Fatima Deryan

Personal information
- Nationality: Lebanese
- Born: Kuwait City, Kuwait

Climbing career
- Major ascents: First Lebanese woman to summit Mount Everest

= Fatima Deryan =

Lebanese mountaineer

Tima Deryan (born Fatima Deryan; فاطمة دريان) is a Kuwaiti-born Lebanese mountaineer, who currently lives in Dubai, United Arab Emirates. She is the first Lebanese woman to summit Mount Everest, which she achieved in 2019.

== Biography ==
Deryan was born in Kuwait. Her family moved to Lebanon when she was two, then relocated permanently to Dubai when she was nine.

== Career ==
She announced her plans in early 2019 to summit Mt Everest and began her expedition in March 2019, which was one of her goals of climbing the Seven Summits. Despite living in the UAE, she represented her birth country of Lebanon during the summit. She successfully climbed Mt Everest on 22 May 2019 making her the first Lebanese woman and second person from Lebanon, after Maxime Chaya, to achieve the feat. 2019 was one of the deadliest climbing seasons on Mt Everest, with at least 11 deaths. She was quoted in the New York Times: "It is a question of ethics... You figure out that if you help, you are going to die... it was terrible."

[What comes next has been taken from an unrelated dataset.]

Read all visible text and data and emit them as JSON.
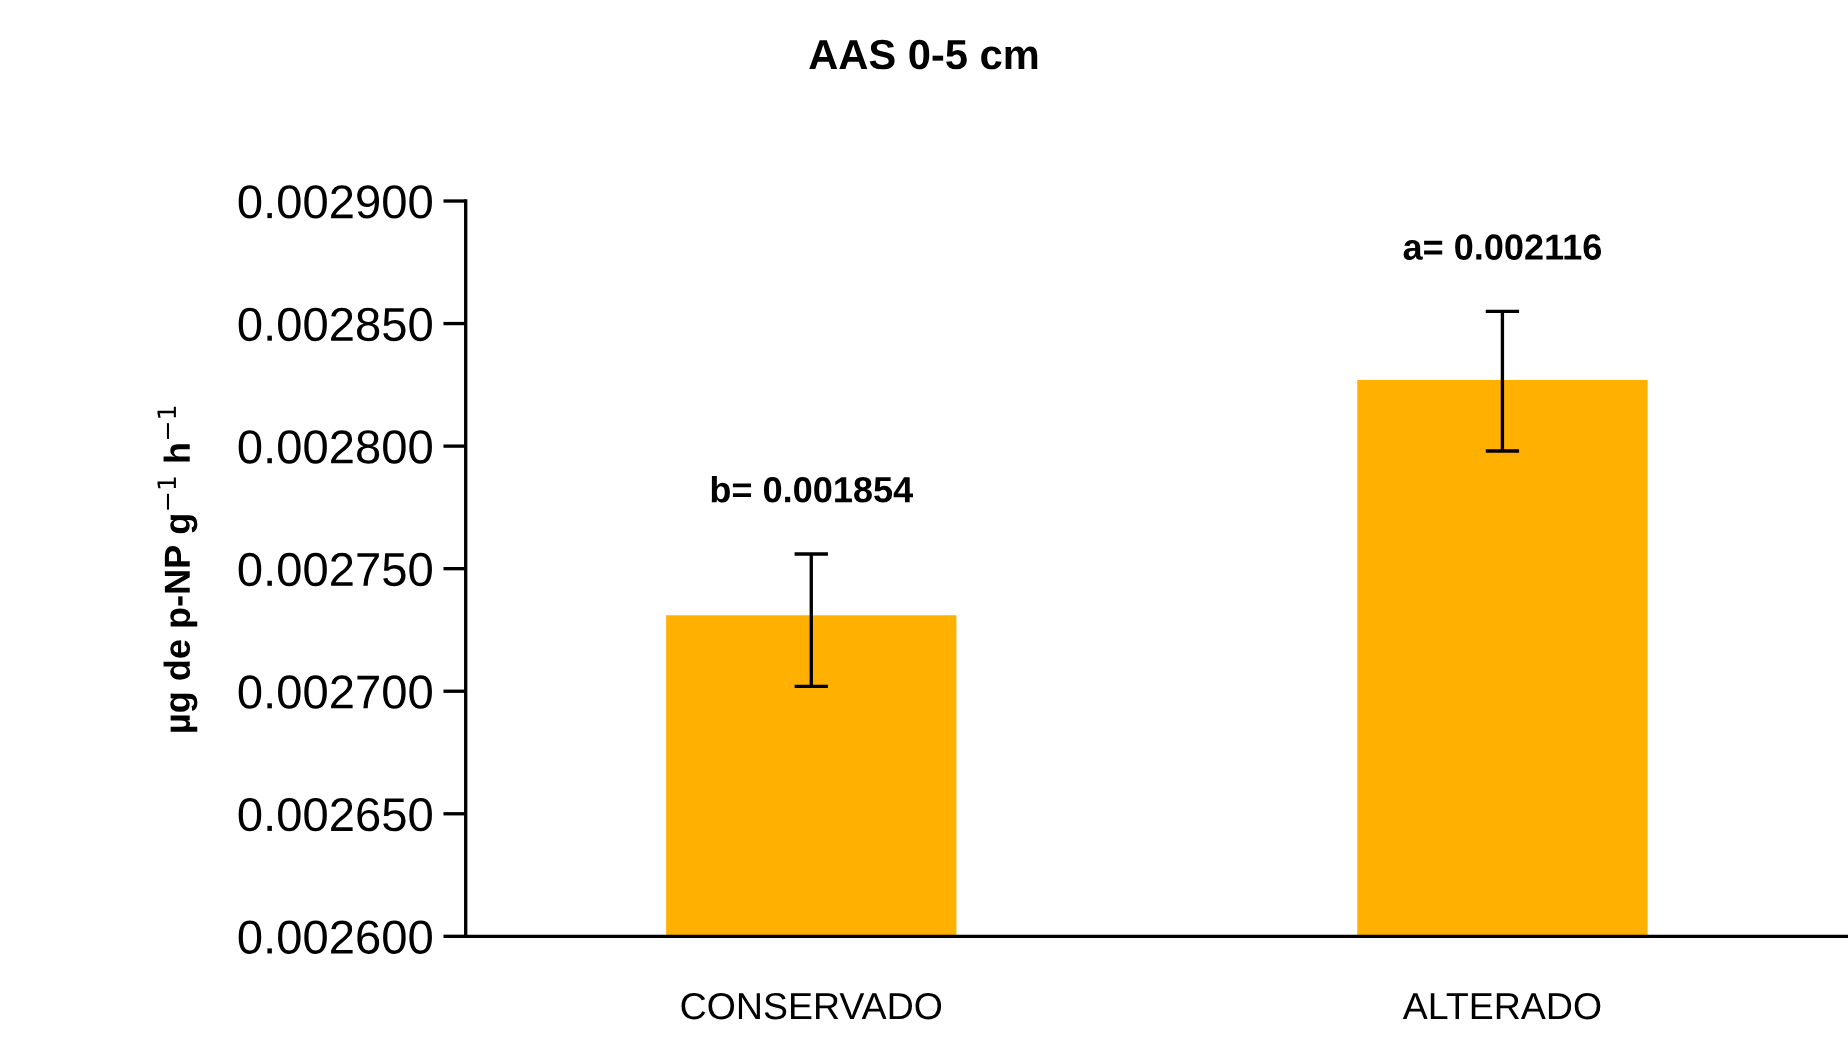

Mt Everest was Deryan's sixth mountain climbed out of seven mountains in different continents as a part of the Seven Summits, which included Denali in North America, Kilimanjaro in Africa, Elbrus in Europe, Puncak Jaya in Oceania and Aconcagua in South America. On 16 December 2022, she completed ski ng to the South Pole.

In October 2019, she also supported and joined the Lebanese demonstrations calling for major economic and political reform in Lebanon. In the same month, she also campaigned under the slogan "Wadi hike" regarding creating awareness about the breast cancer in Dubai.